Estudamos a fundo e aproveitamos a experiência da Inglaterra e dos EUA — onde os genéricos perfazem 60% do mercado. Atraímos investimentos de empresários da Índia e de Israel, os mais avançados nessa área. Fizemos campanhas educativas, mostrando a vantagem da adoção desse tipo de medicamento. Até tarja amarela foi introduzida nas embalagens, para facilitar a identificação do produto pelos consumidores.

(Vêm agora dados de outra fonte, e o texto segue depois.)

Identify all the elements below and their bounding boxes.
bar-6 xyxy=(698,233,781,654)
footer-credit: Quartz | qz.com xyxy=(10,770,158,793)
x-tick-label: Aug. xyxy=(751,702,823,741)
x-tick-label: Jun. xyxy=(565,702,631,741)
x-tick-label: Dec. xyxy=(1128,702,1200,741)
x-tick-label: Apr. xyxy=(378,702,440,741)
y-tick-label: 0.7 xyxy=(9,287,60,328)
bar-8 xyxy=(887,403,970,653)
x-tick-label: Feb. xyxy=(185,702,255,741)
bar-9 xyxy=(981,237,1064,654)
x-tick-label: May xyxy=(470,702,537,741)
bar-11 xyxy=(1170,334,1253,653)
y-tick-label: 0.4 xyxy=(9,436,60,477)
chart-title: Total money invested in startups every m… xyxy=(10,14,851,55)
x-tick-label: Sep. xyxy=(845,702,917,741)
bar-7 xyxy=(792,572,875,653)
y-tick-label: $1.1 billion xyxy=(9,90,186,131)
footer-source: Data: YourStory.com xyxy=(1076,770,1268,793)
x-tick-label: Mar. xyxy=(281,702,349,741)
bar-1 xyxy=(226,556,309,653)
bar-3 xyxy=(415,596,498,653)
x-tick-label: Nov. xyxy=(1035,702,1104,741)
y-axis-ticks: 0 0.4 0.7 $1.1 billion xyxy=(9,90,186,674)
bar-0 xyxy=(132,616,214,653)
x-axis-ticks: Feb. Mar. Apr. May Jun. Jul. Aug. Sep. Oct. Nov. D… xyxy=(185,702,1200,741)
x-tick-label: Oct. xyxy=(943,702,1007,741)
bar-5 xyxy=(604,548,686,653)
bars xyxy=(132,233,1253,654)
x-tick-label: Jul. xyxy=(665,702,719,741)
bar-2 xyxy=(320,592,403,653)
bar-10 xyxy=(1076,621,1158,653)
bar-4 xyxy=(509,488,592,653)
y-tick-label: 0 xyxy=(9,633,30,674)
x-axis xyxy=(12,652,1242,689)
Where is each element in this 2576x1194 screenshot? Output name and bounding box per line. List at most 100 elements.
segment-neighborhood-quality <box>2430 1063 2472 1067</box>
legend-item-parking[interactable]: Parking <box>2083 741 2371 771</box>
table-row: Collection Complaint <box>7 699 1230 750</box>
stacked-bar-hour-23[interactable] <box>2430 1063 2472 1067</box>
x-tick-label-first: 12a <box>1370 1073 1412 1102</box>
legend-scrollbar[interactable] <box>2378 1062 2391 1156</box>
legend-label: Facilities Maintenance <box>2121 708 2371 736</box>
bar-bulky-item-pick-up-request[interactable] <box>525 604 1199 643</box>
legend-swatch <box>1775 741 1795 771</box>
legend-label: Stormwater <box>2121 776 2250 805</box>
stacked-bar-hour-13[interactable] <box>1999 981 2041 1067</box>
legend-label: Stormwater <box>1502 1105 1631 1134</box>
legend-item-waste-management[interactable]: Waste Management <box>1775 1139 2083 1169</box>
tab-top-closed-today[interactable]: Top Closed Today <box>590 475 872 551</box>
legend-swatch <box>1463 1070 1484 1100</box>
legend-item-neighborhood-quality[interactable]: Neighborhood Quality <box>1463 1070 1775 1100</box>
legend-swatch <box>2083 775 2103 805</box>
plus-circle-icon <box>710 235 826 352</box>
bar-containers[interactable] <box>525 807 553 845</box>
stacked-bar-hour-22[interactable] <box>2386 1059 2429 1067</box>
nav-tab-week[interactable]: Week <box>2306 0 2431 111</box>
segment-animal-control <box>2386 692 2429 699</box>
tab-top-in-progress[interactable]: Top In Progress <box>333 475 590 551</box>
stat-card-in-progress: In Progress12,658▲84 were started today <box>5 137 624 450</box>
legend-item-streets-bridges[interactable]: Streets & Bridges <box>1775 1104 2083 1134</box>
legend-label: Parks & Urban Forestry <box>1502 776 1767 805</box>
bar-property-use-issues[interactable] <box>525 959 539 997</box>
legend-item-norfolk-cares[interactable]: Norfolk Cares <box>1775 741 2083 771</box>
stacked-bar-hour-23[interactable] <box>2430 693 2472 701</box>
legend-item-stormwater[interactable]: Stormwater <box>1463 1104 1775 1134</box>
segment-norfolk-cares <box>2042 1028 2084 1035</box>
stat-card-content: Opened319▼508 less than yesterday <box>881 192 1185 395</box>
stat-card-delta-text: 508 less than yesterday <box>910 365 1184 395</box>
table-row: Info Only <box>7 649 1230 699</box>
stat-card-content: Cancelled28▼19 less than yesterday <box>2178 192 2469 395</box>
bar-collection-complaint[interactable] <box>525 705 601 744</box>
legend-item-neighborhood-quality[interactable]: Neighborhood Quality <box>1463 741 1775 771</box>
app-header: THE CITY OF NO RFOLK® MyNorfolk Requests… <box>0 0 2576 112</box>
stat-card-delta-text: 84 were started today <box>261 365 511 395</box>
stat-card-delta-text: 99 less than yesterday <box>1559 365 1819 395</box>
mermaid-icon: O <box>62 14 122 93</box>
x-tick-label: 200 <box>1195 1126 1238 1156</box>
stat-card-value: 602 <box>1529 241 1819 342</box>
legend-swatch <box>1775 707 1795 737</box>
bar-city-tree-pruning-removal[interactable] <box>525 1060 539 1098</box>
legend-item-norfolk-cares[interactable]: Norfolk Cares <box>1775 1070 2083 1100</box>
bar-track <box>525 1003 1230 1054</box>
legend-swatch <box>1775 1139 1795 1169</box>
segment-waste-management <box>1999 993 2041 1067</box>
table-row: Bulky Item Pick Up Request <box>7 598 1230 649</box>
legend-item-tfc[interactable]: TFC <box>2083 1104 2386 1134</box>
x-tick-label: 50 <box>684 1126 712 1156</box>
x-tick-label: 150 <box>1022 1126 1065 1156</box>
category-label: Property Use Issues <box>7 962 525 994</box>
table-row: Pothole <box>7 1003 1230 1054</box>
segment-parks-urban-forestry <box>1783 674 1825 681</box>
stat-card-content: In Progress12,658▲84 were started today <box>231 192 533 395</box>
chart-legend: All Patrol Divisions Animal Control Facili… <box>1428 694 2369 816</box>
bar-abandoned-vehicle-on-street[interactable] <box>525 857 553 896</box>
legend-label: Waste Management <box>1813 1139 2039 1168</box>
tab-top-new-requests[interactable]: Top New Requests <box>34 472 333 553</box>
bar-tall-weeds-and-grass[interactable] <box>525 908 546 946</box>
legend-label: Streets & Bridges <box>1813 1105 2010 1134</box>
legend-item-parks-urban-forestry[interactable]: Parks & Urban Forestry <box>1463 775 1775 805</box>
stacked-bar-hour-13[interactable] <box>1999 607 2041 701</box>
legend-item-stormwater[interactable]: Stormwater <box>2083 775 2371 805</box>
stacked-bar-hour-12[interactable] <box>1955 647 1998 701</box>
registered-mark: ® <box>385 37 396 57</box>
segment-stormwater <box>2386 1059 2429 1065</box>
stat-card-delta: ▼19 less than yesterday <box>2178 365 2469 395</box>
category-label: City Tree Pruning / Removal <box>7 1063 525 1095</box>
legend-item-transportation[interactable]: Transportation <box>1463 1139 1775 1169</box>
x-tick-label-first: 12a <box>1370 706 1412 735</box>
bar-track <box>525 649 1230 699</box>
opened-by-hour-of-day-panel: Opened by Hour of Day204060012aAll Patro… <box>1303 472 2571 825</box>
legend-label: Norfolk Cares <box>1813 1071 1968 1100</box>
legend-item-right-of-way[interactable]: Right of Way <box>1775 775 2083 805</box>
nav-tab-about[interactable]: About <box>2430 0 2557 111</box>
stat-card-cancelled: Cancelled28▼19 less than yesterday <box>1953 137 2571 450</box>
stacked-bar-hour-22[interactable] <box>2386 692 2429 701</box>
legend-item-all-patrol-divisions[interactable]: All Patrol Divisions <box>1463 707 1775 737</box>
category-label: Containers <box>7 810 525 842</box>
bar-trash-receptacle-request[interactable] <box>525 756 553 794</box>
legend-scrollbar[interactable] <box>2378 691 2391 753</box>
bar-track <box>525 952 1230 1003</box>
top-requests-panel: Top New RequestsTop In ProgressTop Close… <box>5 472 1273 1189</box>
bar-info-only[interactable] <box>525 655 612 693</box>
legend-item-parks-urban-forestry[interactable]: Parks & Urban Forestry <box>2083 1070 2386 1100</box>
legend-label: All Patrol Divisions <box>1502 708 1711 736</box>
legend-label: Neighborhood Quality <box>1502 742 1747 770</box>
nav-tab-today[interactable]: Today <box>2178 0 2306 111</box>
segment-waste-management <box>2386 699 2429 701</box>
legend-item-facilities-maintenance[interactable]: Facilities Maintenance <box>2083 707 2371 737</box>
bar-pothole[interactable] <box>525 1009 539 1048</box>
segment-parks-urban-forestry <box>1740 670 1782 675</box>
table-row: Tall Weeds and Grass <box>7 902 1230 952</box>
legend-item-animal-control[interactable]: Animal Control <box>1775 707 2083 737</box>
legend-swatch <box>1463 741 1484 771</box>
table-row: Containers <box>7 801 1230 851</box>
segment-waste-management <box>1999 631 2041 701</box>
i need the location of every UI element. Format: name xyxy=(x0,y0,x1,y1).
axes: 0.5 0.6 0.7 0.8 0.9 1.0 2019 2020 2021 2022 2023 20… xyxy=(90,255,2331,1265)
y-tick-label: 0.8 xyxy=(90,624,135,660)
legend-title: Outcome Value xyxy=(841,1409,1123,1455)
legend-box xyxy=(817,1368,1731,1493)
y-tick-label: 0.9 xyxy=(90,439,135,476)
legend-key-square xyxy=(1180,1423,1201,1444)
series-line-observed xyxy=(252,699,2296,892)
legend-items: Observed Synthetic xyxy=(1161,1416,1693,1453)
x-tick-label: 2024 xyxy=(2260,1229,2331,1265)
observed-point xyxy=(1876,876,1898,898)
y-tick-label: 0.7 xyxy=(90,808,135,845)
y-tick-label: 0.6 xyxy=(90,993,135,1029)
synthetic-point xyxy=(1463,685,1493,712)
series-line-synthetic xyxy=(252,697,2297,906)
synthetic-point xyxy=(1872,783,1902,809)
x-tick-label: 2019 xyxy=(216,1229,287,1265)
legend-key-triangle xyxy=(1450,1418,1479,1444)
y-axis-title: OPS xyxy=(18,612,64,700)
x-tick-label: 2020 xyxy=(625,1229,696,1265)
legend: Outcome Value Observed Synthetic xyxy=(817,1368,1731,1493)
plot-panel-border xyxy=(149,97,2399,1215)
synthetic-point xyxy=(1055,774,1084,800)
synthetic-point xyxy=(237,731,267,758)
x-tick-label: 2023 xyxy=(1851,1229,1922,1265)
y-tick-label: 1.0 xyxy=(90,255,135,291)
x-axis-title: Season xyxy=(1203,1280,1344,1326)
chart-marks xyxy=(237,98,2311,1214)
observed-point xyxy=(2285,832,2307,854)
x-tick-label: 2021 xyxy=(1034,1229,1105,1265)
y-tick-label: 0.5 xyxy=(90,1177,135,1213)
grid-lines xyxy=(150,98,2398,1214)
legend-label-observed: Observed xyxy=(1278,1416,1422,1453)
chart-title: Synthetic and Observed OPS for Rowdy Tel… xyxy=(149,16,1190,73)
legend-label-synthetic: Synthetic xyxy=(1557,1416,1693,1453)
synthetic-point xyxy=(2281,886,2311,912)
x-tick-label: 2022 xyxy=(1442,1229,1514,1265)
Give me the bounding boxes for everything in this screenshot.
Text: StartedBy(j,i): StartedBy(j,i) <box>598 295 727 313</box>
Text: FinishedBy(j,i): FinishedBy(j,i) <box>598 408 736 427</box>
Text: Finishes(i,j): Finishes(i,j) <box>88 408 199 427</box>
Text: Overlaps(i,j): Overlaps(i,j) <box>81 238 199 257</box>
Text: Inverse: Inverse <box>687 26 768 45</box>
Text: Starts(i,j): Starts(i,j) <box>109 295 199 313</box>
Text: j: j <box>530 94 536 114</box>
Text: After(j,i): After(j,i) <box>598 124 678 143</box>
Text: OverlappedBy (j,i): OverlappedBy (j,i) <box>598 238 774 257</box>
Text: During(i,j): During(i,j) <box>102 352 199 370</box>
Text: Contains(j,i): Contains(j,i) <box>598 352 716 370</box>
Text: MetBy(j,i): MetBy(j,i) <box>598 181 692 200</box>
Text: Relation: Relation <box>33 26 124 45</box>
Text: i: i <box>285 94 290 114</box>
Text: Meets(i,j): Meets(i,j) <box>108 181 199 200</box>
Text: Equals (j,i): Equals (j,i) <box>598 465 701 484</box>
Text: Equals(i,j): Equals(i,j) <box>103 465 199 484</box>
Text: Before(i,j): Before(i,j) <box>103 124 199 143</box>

A letra G me foi sugerida por um passageiro anônimo, durante um vôo comercial para Brasília…

Em janeiro de 2000, eu disse em entrevista: “Muitas empresas resistem não só a produzir como fizeram até campanha contra. Mas quem produzir primeiro vai ganhar mais dinheiro. A concorrência acabará prevalecendo, e, pouco a pouco, o volume de genéricos aumentará. Em menos de cinco anos, poderá absorver entre 30% e 40% do mercado”.

A previsão foi acertada, exceto quanto ao volume, devido ao fato de que os genéricos perderam prioridade na política de saúde no Brasil a partir de 2003. A Anvisa foi loteada entre partidos e grupos. Até o atual governador de Brasília ganhou uma diretoria da agência, depois de ter perdido uma eleição em 2006. Nesse mesmo ano, foi desfeita a equipe da agência que cuidava exclusivamente do licenciamento de genéricos. O tempo para aprovação de novos produtos foi esticado duas ou três vezes, chegando a até 18 meses, mesmo para aqueles remédios cujas patentes expiraram e ainda não há outros genéricos no mercado. Há conjecturas de que hoje não existe o mesmo rigor na fiscalização das plantas. As campanhas do Ministério da Saúde, de esclarecimento sobre os genéricos, foram extintas. Isto facilita práticas ilegais de muitas farmácias, que substituem a prescrição pelo similar e não pelo genérico.

De todo modo, graças ao próprio setor privado, os genéricos se firmaram. Avançariam muito mais se o governo passasse a praticar aquilo que está sempre a predicar: dar prioridade efetiva ao acesso da população a medicamentos essenciais, começando por reprofissionalizar a Anvisa e retornar ao ativismo pró-genéricos, visando a duplicar sua participação no consumo nacional de remédios.